Onu görünce oturduğu yerde kıpırdandı; dalına yaprağına su yürümüş bir çiçek gibi. Saçlarını çözdü önce, topladığı yerdeki baskıyı o an fark etti. Parmak uçları ile dokunduğu saç diplerinden özür diledi.



Kendine gelmesi için bu kadar acı mı çekmesi gerekiyordu? Eve dön, kalbine dön, şarkıya dön diyen şairi hatırlayıp gülümsedi. Döndüm dedi sonra, döndüm ama ne ev kalmış ne toprak ne yürekte heyecan ne de ufukta umut...

Pazarda gördüğü kadını hatırladı sonra: Tatlı kızını pazar poşetine koymuş biber seçiyordu tezgahta. Geçen hafta aldığı çarliston biberler geldi birden aklına, tatlı diye ısrar etmişti pazarcı. Salata yaparken elleri yanmıştı ama öyle dalgındı ki o gün, biberden olduğunu anlamadı. Ardından soğanı doğrarken yaşaran gözünü silince fark etti; soğanın suçu değildi, biberin de.

Zaten hayat biberden daha acıydı. Güneşe maruz kalıp zamana yenildikleri vakit hepsi başka bir şekilde veda ederlerdi hayata. Tıpkı aynı gök altında aynı şartlara maruz kalıp başka yollar seçen insanlar gibiydi biberlerin sonları da. Acaba biber alan kadınınkiler nasıl çıktı diye düşünürken parmakları hala saçlarındaydı, gözleri sisler ardındaki ufukta. Yalnız başına ayakta durması gereken kadınlardansın demek ki sen de, o küçük yavruyu alıp o kalabalığın içine hem de elinde yük varken getirdiğine göre bırakacak kimsen yok, diye mırıldandı. Ya da her işi ben hallederim diyenlerdensin, bil ki semer vuranın çok olacak. Sırtın ağrıyacak, dilin yanacak biberden, ah diyecek kalbin yıllar sonra, ah ne yaptım ben! Neyse ki saçların kısa. En azından saç diplerin hesap sormayacak sana. Ama o topukluların eziyet ettiği ayakların postayı koyacak. “Güzelliğini gençliğinden alan kadınlardan” değilsin belli. Ama ne demiş Sezen “Her şeyin bedeli var, güzelliğinin de, bir gün gelir ödenir, öde Firuze”

Kadınlara güçlüsün sen denen zamanlardayız ama bu bile yük yüklüyor; heyben de bir çocuk, pazarlardan aldıklarının sofraya gelmesi hatta gitmesine kadar ki her aşama hep kadının üzerine kalıyor.

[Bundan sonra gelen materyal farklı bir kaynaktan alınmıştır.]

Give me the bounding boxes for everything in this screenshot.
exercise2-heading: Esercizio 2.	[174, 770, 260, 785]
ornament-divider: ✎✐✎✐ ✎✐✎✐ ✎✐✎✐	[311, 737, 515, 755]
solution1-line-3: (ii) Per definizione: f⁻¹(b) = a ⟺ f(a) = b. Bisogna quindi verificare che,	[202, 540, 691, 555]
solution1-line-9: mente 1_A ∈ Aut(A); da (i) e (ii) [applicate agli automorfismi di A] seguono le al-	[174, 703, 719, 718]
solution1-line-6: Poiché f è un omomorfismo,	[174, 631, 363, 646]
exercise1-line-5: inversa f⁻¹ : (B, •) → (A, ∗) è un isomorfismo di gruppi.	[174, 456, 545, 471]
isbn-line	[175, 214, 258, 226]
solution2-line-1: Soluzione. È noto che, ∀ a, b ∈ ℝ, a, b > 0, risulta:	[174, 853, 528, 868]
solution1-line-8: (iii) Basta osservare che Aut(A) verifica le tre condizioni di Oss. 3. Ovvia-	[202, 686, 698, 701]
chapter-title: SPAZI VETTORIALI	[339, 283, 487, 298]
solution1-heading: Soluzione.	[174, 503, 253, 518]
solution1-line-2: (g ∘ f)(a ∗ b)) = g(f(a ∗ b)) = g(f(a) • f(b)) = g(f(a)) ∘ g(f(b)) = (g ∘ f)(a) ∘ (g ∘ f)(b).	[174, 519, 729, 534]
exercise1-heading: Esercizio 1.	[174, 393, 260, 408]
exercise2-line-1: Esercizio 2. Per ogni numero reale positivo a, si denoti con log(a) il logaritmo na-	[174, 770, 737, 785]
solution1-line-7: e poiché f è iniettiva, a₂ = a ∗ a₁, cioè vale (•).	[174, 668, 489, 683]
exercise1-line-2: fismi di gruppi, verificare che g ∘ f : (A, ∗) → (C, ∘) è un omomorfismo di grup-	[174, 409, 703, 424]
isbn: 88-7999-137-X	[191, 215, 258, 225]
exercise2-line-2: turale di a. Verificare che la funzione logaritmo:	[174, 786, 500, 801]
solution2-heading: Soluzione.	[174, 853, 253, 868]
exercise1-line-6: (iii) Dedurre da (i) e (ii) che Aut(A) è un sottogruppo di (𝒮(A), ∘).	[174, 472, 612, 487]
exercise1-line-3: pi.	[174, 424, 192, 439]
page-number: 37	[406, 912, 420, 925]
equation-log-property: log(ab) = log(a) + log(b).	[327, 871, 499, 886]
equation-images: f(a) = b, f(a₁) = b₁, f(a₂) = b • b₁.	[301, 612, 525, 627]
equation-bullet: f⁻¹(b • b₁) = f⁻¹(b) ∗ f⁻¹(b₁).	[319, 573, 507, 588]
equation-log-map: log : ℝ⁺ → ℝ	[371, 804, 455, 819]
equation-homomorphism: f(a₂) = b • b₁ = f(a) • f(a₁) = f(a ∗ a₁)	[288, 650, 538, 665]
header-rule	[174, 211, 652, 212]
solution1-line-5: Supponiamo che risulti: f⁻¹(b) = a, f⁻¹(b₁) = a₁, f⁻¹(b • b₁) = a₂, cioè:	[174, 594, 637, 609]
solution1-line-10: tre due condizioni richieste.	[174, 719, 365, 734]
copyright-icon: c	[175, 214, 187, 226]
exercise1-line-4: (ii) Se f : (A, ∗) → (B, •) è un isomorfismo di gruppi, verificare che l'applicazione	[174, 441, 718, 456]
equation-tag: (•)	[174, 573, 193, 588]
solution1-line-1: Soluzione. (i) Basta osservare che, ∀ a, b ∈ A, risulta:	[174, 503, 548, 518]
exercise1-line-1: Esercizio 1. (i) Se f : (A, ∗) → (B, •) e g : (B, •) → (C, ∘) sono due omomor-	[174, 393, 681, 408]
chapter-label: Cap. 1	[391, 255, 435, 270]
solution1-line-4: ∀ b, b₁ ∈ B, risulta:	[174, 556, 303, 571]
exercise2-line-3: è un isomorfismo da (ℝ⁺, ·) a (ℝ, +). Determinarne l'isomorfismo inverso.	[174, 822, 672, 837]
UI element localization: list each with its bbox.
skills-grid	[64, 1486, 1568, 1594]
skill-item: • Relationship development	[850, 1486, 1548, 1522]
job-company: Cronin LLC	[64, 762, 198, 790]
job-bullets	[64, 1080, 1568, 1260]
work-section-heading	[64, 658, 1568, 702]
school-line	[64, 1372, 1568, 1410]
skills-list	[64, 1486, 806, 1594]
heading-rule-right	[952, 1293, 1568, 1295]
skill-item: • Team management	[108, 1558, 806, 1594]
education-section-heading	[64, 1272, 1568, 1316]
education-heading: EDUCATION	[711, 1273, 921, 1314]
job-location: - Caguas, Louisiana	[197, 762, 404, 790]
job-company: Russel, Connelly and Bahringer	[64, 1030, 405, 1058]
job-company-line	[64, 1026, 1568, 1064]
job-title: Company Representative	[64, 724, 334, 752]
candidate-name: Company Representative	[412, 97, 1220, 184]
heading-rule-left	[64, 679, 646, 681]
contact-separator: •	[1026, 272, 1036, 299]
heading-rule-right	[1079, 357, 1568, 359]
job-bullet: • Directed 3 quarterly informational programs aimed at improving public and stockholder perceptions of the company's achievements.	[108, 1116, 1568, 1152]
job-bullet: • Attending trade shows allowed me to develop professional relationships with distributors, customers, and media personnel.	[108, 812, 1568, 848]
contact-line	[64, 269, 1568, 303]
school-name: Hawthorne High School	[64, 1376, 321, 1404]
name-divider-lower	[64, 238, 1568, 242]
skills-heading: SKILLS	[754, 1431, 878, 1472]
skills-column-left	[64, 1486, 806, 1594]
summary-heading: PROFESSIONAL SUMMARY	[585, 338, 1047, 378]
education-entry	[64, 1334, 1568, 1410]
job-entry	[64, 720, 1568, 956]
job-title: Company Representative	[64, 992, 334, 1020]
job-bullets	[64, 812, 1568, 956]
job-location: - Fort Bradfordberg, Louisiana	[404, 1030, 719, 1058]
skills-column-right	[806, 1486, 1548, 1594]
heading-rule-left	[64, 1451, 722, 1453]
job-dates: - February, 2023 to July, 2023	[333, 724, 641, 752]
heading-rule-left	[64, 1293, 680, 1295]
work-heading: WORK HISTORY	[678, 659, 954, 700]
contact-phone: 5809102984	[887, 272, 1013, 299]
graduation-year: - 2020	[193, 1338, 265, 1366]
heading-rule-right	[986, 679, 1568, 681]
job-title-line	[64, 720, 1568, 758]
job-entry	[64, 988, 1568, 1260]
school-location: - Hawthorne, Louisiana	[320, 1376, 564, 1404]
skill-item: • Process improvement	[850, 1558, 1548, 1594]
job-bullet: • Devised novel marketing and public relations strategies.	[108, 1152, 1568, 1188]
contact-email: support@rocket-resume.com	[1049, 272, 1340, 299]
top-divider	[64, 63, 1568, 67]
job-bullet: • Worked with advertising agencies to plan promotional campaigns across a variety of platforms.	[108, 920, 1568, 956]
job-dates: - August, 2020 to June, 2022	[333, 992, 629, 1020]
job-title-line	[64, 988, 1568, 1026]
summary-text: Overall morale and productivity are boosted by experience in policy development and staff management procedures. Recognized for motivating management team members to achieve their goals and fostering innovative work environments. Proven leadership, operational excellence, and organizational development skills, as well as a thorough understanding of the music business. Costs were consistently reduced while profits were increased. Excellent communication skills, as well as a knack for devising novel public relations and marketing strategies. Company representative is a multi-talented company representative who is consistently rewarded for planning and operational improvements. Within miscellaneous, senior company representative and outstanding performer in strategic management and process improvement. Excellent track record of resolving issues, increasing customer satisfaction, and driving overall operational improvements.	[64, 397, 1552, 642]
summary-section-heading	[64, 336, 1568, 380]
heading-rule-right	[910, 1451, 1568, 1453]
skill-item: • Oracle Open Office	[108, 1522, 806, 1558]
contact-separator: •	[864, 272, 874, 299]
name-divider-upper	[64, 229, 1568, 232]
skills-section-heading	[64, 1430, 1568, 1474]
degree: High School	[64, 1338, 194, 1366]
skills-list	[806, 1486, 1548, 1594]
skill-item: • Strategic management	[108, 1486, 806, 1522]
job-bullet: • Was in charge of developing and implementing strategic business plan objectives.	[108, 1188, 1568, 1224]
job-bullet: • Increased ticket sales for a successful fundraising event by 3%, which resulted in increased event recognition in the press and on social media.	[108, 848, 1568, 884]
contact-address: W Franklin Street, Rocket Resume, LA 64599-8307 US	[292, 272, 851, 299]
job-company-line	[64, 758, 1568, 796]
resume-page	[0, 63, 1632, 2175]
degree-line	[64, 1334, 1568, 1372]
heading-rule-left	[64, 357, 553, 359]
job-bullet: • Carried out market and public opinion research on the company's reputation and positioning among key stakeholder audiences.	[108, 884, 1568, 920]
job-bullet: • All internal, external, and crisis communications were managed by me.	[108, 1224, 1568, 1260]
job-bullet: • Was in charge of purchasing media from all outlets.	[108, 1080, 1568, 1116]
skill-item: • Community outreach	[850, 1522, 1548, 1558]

Ah ufaklık çok tatlısın acaba hayatın sana sürprizleri neler olacak bilmezken tezgahlardan birinden aldığın elmayı kemiriyorsun keyifle.

Hava güzelken insan karamsar olamıyor galiba. Akşama doğru bile olsa sisli bir günü aydınlatıyorsa güneş, gösteriyorsa bize sıcak yüzünü belki de her şey yolunda gidecek hayatında, umarım şanslısındır bebek. Baht, şans, kader her neyse yüzünü güldürecek, umarım sık sık uğrar hayatına, hayatlarımıza.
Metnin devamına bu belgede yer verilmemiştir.